The resistance in Corrèze and Creuse

Photograph of armed resistance fighters from the Maquis of Neuvic, winter 1943-1944
Photograph of armed resistance fighters from the Maquis of Neuvic, winter 1943-1944 © Musée départemental de la Résistance à Neuvic

The Combat movement was established in Haute-Corrèze

Corps 1

From 1942 to 1943, the resistance fighters, hounded by the Gestapo and the Vichy police, had to arm themselves with fake identity papers and search for parachute drop sites.

A spot in Thamaly, near Ussel, was identified and English aircraft were able to land there in June 1942. The first resistors to the Compulsory Work Service (STO) were placed in the Maquis in Mazière-Basse and Chambon, near Lapleau. Parachute drops were carried out in Sornac and Bassignac providing arms to the covert troops. The Secret Army camps (in Haute-Corrèze) conducted several armed operations against the enemy: parachuting and transporting of arms, sabotaging power lines and rail tracks in Bonaygue, Millevaches, Neuvic, etc.

In the region of Tulle, the resistance expanded in 1942. In October 1943, parachute drops in Le Pouget and Saint-Martial ensured the Maquis were finally fully armed.

Corps 2

In the south of the département, Edmond Michelet took the helm of the Combat movement.

There were 71 Maquis based in Corrèze. The average Maquis was the size of a section although some reached the scale of a battalion.

From July 1940, in Corrèze, French communists, who did not accept defeat, formed a group to resist the occupying forces. In September 1940, Georges Guingouin was appointed commander of the VOS of Haute-Corrèze. Between June 1942 and December 1943, the FTP (Free Shooters and Partisans) in Corrèze led an impressive number of operations against the occupying forces.

In Creuse, the most influential force was the Liberation movement.

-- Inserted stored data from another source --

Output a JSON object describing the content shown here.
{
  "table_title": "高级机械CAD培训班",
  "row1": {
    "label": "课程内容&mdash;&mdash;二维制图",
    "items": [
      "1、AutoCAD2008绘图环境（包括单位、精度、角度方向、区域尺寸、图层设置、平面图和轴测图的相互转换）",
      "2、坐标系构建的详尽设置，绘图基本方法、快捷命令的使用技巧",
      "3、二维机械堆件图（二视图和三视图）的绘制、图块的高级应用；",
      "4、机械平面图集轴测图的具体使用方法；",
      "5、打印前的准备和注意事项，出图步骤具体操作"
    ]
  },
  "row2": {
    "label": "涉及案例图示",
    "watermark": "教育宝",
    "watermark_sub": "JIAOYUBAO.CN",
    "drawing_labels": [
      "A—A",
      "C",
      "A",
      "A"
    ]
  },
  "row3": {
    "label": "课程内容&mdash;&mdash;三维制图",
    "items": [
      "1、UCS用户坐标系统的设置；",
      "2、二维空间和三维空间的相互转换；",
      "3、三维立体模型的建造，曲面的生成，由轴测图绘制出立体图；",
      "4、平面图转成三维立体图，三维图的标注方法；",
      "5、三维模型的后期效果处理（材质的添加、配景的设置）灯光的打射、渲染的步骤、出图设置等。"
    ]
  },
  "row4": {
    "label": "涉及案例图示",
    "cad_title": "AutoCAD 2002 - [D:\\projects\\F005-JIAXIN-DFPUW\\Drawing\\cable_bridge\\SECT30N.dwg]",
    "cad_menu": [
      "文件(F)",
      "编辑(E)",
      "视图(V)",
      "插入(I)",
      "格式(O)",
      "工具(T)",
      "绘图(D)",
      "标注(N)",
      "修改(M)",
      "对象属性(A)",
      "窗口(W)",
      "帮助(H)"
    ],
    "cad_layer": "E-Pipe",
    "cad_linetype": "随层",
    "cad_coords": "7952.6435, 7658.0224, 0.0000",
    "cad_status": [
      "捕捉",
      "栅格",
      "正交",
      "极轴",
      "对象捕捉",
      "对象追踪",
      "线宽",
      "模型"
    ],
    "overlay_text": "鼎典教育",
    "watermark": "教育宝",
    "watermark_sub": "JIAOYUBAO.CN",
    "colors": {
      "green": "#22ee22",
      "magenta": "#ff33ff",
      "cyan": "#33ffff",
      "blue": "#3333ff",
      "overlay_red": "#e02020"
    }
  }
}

The origin of the first FTP group in Creuse dates back to October 1940; cells were formed in Guéret, Lizières, Saint-Privat, La Souterraine and other places. From August to September 1942, electricity pylons were sabotaged in Eguzon and Chatelus. The first parachute drop took place in September 1942, on a field in the village of Maillat.

The FFI (Interior French Forces) in Creuse were placed under the authority of General Koenig who commanded them from England.